I (23M) have been a terrible person.

The first time we broke up was over a petty disagreement. She (21F) was the one that broke up with me.

The second time, was more serious because I started to think she just wasn’t for me, and instead of going cold turkey after breaking up I suggested we stay friends, even while dating other people. Of course it didn’t work out with these new women initially, as I kept comparing my ex to the them. After a year of trying, I gave up and came running back and she took me back because she didn’t want to let go in the first place. I was convinced I wasn’t going to find anyone like her so I returned, determined to make it work but it hasn’t worked after a year.
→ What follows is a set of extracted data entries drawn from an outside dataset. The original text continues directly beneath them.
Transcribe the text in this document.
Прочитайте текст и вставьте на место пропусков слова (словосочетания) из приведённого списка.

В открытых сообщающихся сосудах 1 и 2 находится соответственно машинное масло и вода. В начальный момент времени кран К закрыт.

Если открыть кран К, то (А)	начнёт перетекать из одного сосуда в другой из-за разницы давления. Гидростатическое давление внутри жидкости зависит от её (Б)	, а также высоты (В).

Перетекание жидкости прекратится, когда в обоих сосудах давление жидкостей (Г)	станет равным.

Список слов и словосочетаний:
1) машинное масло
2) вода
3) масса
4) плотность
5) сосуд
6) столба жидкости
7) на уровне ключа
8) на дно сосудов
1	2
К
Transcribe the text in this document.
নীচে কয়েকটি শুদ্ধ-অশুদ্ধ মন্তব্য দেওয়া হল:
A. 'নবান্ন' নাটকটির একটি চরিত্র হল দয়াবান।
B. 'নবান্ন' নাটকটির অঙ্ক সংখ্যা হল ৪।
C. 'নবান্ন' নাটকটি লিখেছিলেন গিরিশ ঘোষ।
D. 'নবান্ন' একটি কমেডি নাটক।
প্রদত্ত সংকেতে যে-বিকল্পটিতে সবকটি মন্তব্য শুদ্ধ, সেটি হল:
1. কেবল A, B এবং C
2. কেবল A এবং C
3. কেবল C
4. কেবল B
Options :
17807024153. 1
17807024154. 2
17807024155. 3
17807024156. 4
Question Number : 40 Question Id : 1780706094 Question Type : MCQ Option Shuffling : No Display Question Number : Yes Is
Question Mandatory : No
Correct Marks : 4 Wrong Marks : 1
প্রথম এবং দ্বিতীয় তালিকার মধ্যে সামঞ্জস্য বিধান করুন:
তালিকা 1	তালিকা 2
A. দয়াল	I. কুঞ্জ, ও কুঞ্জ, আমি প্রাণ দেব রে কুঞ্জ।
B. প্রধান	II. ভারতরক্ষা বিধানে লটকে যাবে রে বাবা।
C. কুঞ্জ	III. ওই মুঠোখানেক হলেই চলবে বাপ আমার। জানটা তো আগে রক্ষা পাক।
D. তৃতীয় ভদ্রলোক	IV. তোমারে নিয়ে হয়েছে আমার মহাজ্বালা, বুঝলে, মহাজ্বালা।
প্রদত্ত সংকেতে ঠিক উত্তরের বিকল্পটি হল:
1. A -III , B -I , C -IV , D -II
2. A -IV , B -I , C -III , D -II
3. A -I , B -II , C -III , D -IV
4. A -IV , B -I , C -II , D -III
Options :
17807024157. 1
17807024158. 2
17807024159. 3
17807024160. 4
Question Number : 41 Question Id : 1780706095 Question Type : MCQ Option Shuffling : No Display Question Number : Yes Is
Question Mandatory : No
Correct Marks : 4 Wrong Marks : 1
After writing in my journal today about our issues, I flipped back to entries I made last year and found myself complaining about the same things. She’s an amazing person, and while on one hand I think she just isn’t for me, I also fear that leaving her will be a big mistake.

I have learned my lesson. If I go through with this I honestly will need to be single for a very long time to I figure out what I want. I also DEFINITELY won’t hang around after I break up because I won’t want to have to break up with the same person yet again. It was already so bloody difficult the last time, watching her cry her eyes out and be depressed for weeks.

Even though I have no idea how to do it this time around, I’m afraid I have to do it again. I don’t even know what I would say this time. The thought of doing this also scares me because I’m scared I’ll be making a mistake, looking back ten years from now wishing I tried harder to make this work.

I’m so lost and I need all the advice I can get.

2 comments
  1. It seems like it just isn’t going to work. Be honest with them. That’s all you can do.